The proposal ties in the poll at 47 percent. Females, blacks and those 55 or older oppose it.

“If men could get pregnant, abortion would be in the Bill of Rights,” said Sheneman of London. “I pretty much stand by Roe v. Wade. I haven’t heard a reasonable argument to change it.”

Ritz said she believed in abortion rights when she was younger, before she “became educated in what a fetus looks like.”

Ritz, who now has two children and four grandchildren, said even museum depictions of life in the womb show the formation of details such as fingers and toes very early in pregnancy.

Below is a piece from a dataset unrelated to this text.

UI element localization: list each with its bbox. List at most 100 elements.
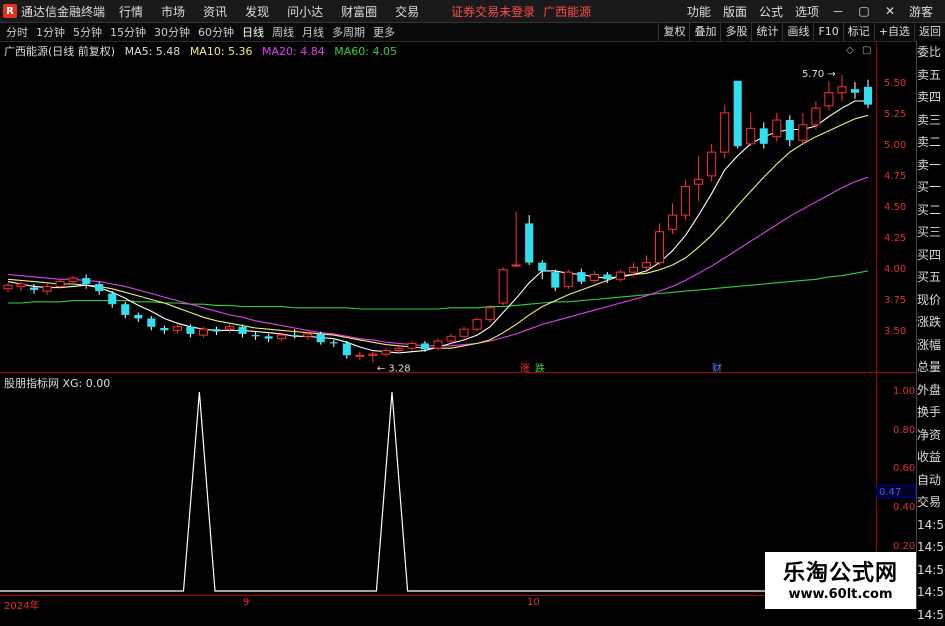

“To me, that’s a life, even though the baby can’t live outside the womb.”

Polling hours
Less controversy exists on whether Ohio polling places should remain open on evenings and weekends before an election for early in-person voting — the subject of court battles only last year. Nearly two-thirds favor the additional hours.

“I think they should be as open as often as possible and as long as possible to make it as easy as possible,” said David Wells, 61, of Union Township in Clermont County east of Cincinnati.

“We ought to be doing everything we can to make it easy to vote,” said Wells, an adjunct journalism professor at Miami University who also runs a communication consulting business.

Stewart takes the other side, saying, “Unless you’re in the military, you’ve got to get your butt down there on Election Day. It’s your civic duty.”

Guns in cars
A small majority of Ohioans agrees with legislation approved late last year to allow guns in cars parked and locked in the Statehouse or Riffe Center garages.

“I think it’s kind of a nonissue,” Wells said. “If a gun is locked in a car, who cares where the car is?”